Intervention de Philippe Aigrain

Réunion du 17 juin 2015 à 18h00
Commission de réflexion sur le droit et les libertés à l’âge du numérique

Philippe Aigrain :

La gouvernementalité algorithmique et l'internet des objets sont unis par un point commun : la volonté de ne pas recourir au travail humain ou de l'instrumentaliser de manière très parcellaire. Il est nécessaire d'avoir une approche critique de la gouvernementalité algorithmique, au besoin en essayant d'introduire des grains de sable dans ses rouages qui, quand ils sont trop bien huilés, peuvent avoir des effets destructeurs sur le tissu social.

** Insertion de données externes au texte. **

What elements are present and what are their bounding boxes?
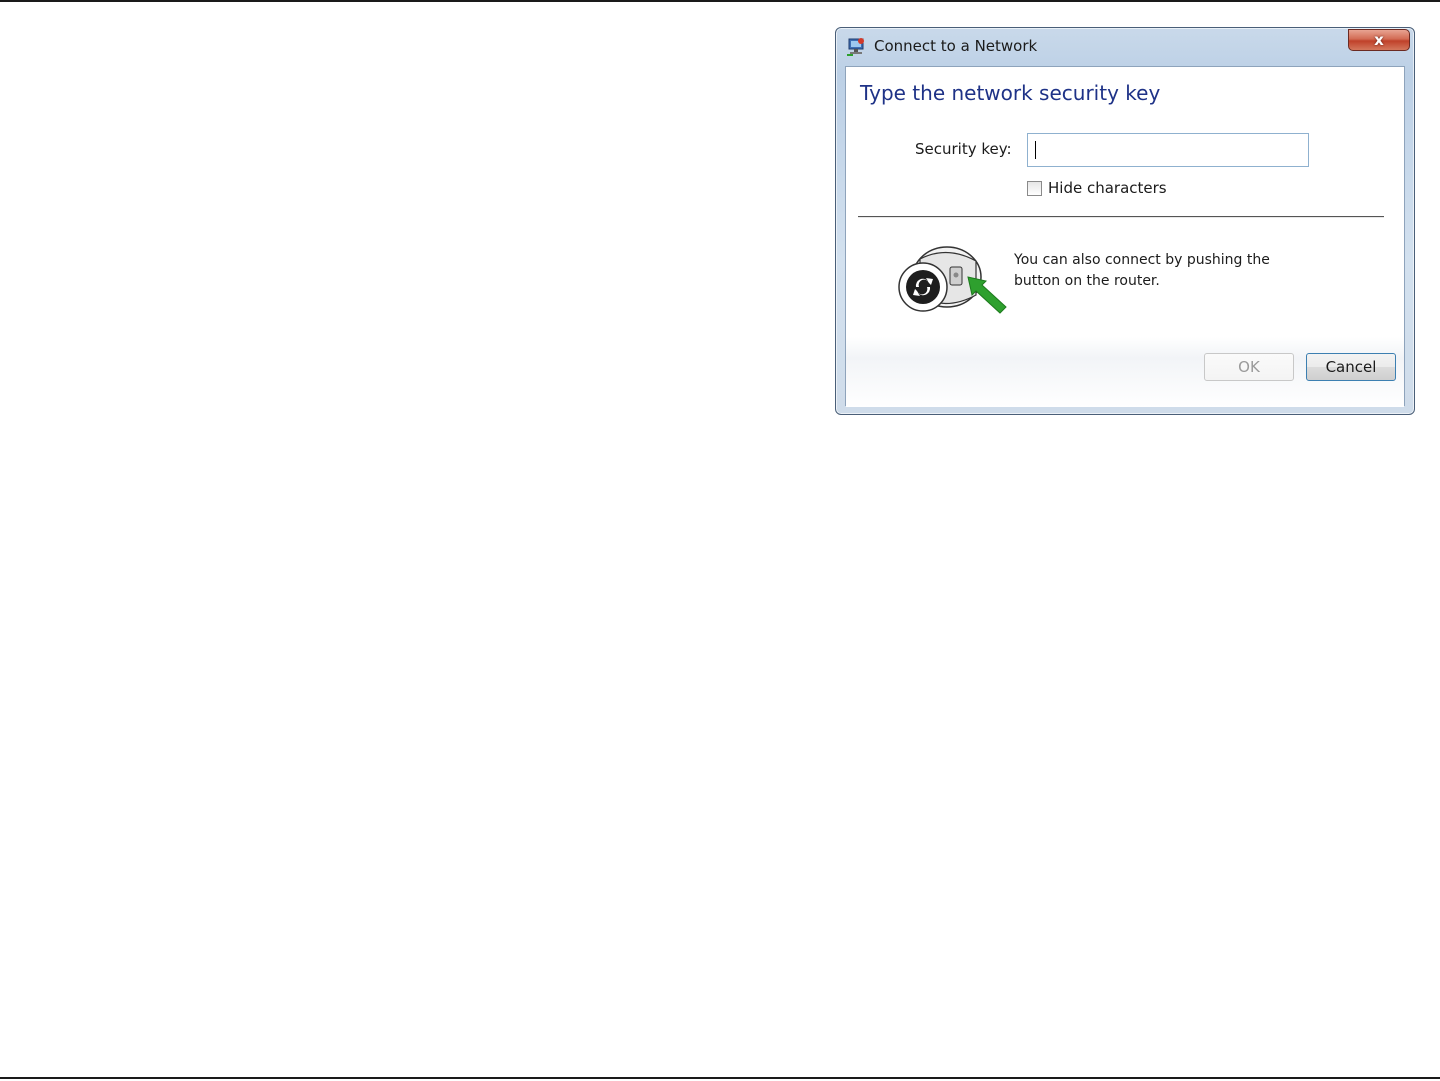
dialog-heading: Type the network security key (860, 81, 1161, 105)
wps-router-button-icon (898, 246, 1007, 314)
network-connection-icon (847, 38, 864, 56)
close-icon: x (1374, 31, 1384, 49)
connect-dialog-window: Connect to a Network x Type the network … (835, 27, 1415, 415)
hide-characters-label[interactable]: Hide characters (1048, 179, 1167, 197)
wps-instruction-text: You can also connect by pushing the butt… (1014, 252, 1270, 289)
top-rule (0, 0, 1440, 2)
hide-characters-row[interactable]: Hide characters (1027, 179, 1167, 197)
hide-characters-checkbox[interactable] (1027, 180, 1042, 196)
close-button[interactable]: x (1348, 29, 1410, 51)
cancel-button[interactable]: Cancel (1306, 353, 1396, 381)
security-key-label: Security key: (915, 140, 1012, 158)
window-title: Connect to a Network (874, 37, 1038, 55)
ok-button[interactable]: OK (1204, 353, 1294, 381)
section-divider (858, 216, 1384, 218)
page: Connect to a Network x Type the network … (0, 0, 1440, 1081)
title-bar[interactable]: Connect to a Network x (836, 28, 1414, 66)
security-key-input[interactable] (1027, 133, 1309, 167)
dialog-content: Type the network security key Security k… (845, 66, 1405, 407)
text-cursor (1035, 141, 1036, 159)
bottom-rule (0, 1077, 1440, 1079)
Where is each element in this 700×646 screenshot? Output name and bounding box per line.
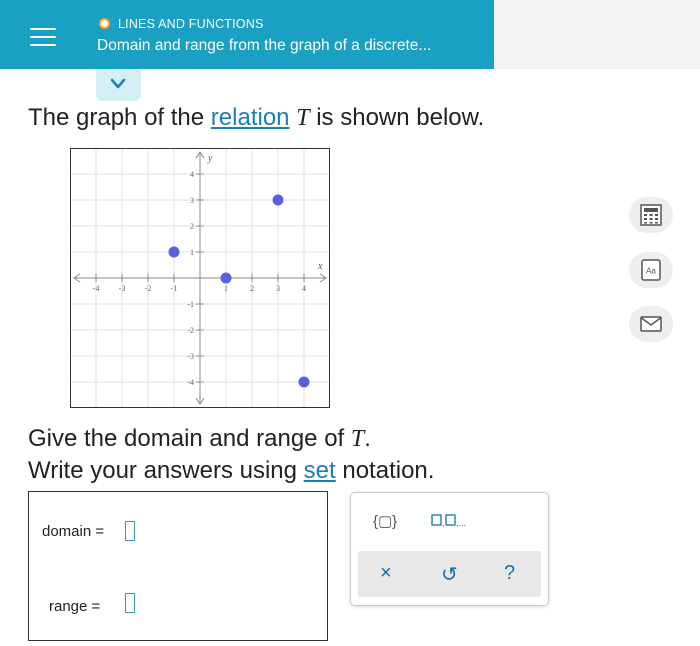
prompt-text-end: is shown below. [309, 104, 485, 131]
glossary-button[interactable]: Aa [629, 252, 673, 288]
data-point [298, 376, 310, 388]
y-tick-label: 4 [190, 170, 194, 179]
domain-label: domain = [42, 523, 105, 540]
question-variable: T [350, 426, 365, 452]
x-tick-label: -4 [93, 284, 100, 293]
calculator-icon [640, 204, 662, 226]
answer-box: domain = range = [28, 491, 328, 641]
svg-text:,...: ,... [456, 518, 466, 528]
y-tick-label: 1 [190, 248, 194, 257]
question-line-2: Write your answers using set notation. [28, 457, 434, 485]
help-button[interactable]: ? [504, 562, 515, 585]
data-point [272, 194, 284, 206]
lesson-subtitle: Domain and range from the graph of a dis… [97, 37, 432, 54]
expand-button[interactable] [96, 69, 141, 101]
question-text-2: Write your answers using [28, 457, 304, 484]
data-point [168, 246, 180, 258]
relation-graph: -4 -3 -2 -1 1 2 3 4 4 3 2 1 -1 -2 -3 -4 x y [70, 148, 330, 408]
list-icon: , ,... [431, 514, 466, 528]
x-tick-label: 2 [250, 284, 254, 293]
calculator-button[interactable] [629, 197, 673, 233]
topic-status-dot [99, 18, 110, 29]
data-point [220, 272, 232, 284]
svg-text:,: , [442, 518, 445, 528]
prompt-text: The graph of the [28, 104, 211, 131]
set-braces-button[interactable]: {▢} [373, 512, 397, 530]
y-tick-label: -1 [187, 300, 194, 309]
question-line-1: Give the domain and range of T. [28, 425, 371, 453]
math-tools-palette: {▢} , ,... × ↺ ? [350, 492, 549, 606]
glossary-icon-text: Aa [646, 267, 656, 276]
topic-title: LINES AND FUNCTIONS [118, 17, 264, 31]
undo-button[interactable]: ↺ [441, 562, 458, 587]
y-tick-label: -2 [187, 326, 194, 335]
x-axis-label: x [317, 261, 323, 272]
domain-input[interactable] [125, 521, 135, 541]
tool-action-bar: × ↺ ? [358, 551, 541, 597]
range-input[interactable] [125, 593, 135, 613]
set-link[interactable]: set [304, 457, 336, 484]
clear-button[interactable]: × [380, 562, 392, 585]
y-tick-label: -4 [187, 378, 194, 387]
question-period: . [364, 425, 371, 452]
x-tick-label: 4 [302, 284, 306, 293]
range-label: range = [49, 598, 101, 615]
question-text-2-end: notation. [335, 457, 435, 484]
x-tick-label: -1 [171, 284, 178, 293]
x-tick-label: -2 [145, 284, 152, 293]
y-axis-label: y [207, 153, 213, 164]
x-tick-label: 1 [224, 284, 228, 293]
question-text-1: Give the domain and range of [28, 425, 351, 452]
header-right-area [494, 0, 700, 69]
y-tick-label: -3 [187, 352, 194, 361]
x-tick-label: 3 [276, 284, 280, 293]
relation-link[interactable]: relation [211, 104, 290, 131]
relation-variable: T [296, 105, 310, 131]
x-tick-label: -3 [119, 284, 126, 293]
list-button[interactable]: , ,... [431, 514, 471, 533]
chevron-down-icon [110, 78, 126, 89]
glossary-icon: Aa [641, 259, 661, 281]
mail-button[interactable] [629, 306, 673, 342]
y-tick-label: 3 [190, 196, 194, 205]
header-bar: LINES AND FUNCTIONS Domain and range fro… [0, 0, 494, 69]
mail-icon [640, 316, 662, 332]
y-tick-label: 2 [190, 222, 194, 231]
problem-prompt: The graph of the relation T is shown bel… [28, 104, 484, 132]
hamburger-menu-icon[interactable] [26, 20, 60, 54]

En revanche, s'agissant de l'internet des objets, je redoute les effets d'une approche fondée sur la transparence : où sont les capteurs ? Qui les possède ? Qui en tire les bénéfices ? Les avantages d'une telle approche seront plus que compensés par les inconvénients, si on continue à promouvoir le concept d'internet des objets, qui est une aberration majeure.

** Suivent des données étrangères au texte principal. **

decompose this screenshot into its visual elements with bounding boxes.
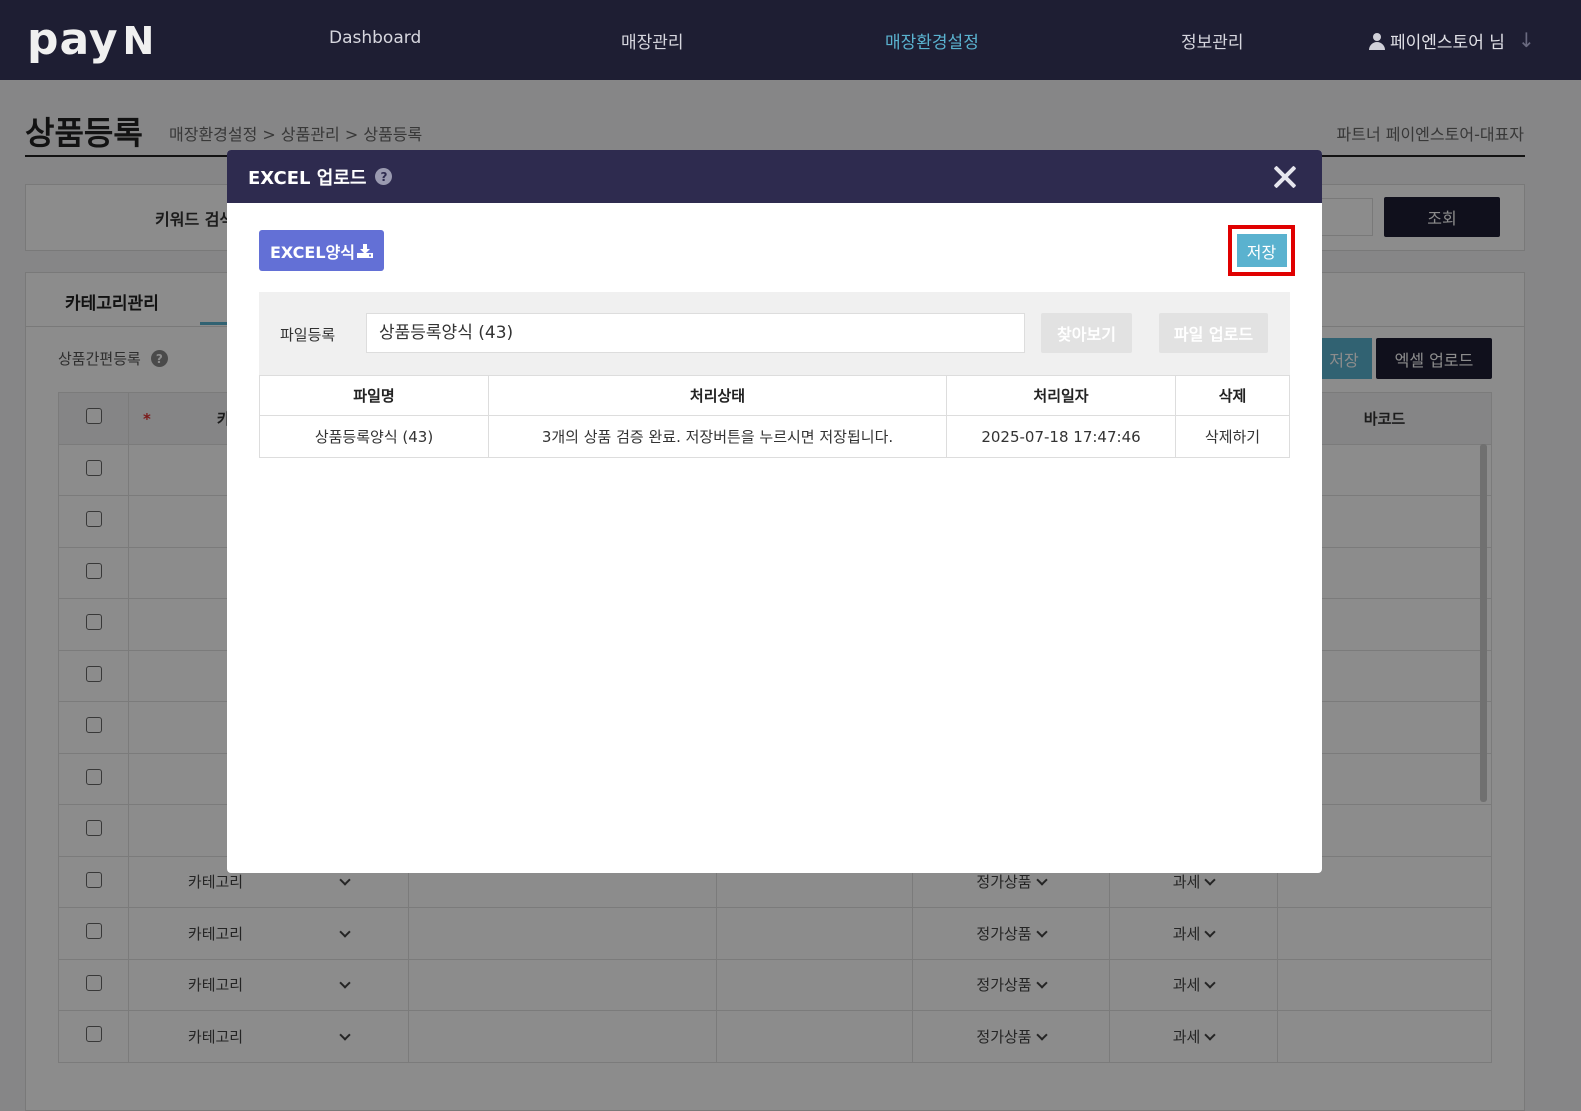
nav-store-management[interactable]: 매장관리 [621, 28, 684, 53]
logo[interactable]: pay N [27, 18, 155, 64]
user-menu[interactable]: 페이엔스토어 님 [1368, 28, 1505, 53]
save-button[interactable]: 저장 [1236, 234, 1287, 267]
close-icon[interactable] [1270, 162, 1300, 192]
file-label: 파일등록 [280, 326, 336, 344]
col-delete: 삭제 [1175, 375, 1290, 416]
logout-arrow-icon[interactable]: ↓ [1518, 28, 1535, 52]
file-name-cell: 상품등록양식 (43) [259, 415, 489, 458]
save-highlight: 저장 [1228, 225, 1295, 276]
col-file-name: 파일명 [259, 375, 489, 416]
excel-template-button[interactable]: EXCEL양식 [259, 230, 384, 271]
excel-upload-modal: EXCEL 업로드 ? EXCEL양식 저장 파일등록 상품등록양식 (43) … [227, 150, 1322, 873]
help-icon[interactable]: ? [375, 168, 393, 185]
modal-title: EXCEL 업로드 [248, 167, 367, 189]
file-name-field[interactable]: 상품등록양식 (43) [366, 313, 1025, 353]
user-icon [1368, 32, 1386, 50]
modal-header: EXCEL 업로드 ? [227, 150, 1322, 203]
nav-dashboard[interactable]: Dashboard [329, 28, 421, 48]
col-status: 처리상태 [488, 375, 947, 416]
file-register-area: 파일등록 상품등록양식 (43) 찾아보기 파일 업로드 [259, 292, 1290, 375]
date-cell: 2025-07-18 17:47:46 [946, 415, 1176, 458]
nav-info-management[interactable]: 정보관리 [1181, 28, 1244, 53]
browse-button[interactable]: 찾아보기 [1041, 313, 1132, 353]
nav-store-settings[interactable]: 매장환경설정 [885, 28, 979, 53]
file-upload-button[interactable]: 파일 업로드 [1159, 313, 1268, 353]
download-icon [357, 243, 373, 258]
delete-link[interactable]: 삭제하기 [1175, 415, 1290, 458]
status-cell: 3개의 상품 검증 완료. 저장버튼을 누르시면 저장됩니다. [488, 415, 947, 458]
col-date: 처리일자 [946, 375, 1176, 416]
top-nav: pay N Dashboard 매장관리 매장환경설정 정보관리 페이엔스토어 님… [0, 0, 1581, 80]
upload-result-table: 파일명 처리상태 처리일자 삭제 상품등록양식 (43) 3개의 상품 검증 완… [259, 375, 1290, 458]
user-name: 페이엔스토어 님 [1390, 33, 1505, 53]
table-row: 상품등록양식 (43) 3개의 상품 검증 완료. 저장버튼을 누르시면 저장됩… [259, 415, 1290, 458]
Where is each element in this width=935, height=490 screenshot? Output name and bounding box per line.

Dans une brillante conférence qu'il vient de faire à Turin, Bruce Sterling expliquait qu'après douze ans de blablabla sur l'internet des objets, on se rendra compte qu'une autre révolution s'est produite : une nouvelle forme d'automatisation industrielle. Il dessine deux trajectoires possibles. Dans le premier cas, on s'inspire du discours de l'industrie financière sur la création de valeur et on tend à faire croire que les objets eux-mêmes vont passer aux commandes. Dans l'autre, qui paraît légèrement plus souhaitable, les humains restent dans la boucle et aptes à décider de ce qui a de la valeur. Environ 95 % de ce qu'on appelle aujourd'hui l'internet des objets serait alors une impasse, tandis que le reste – c'est-à-dire les nouvelles formes de l'automatisation industrielle – serait extrêmement important.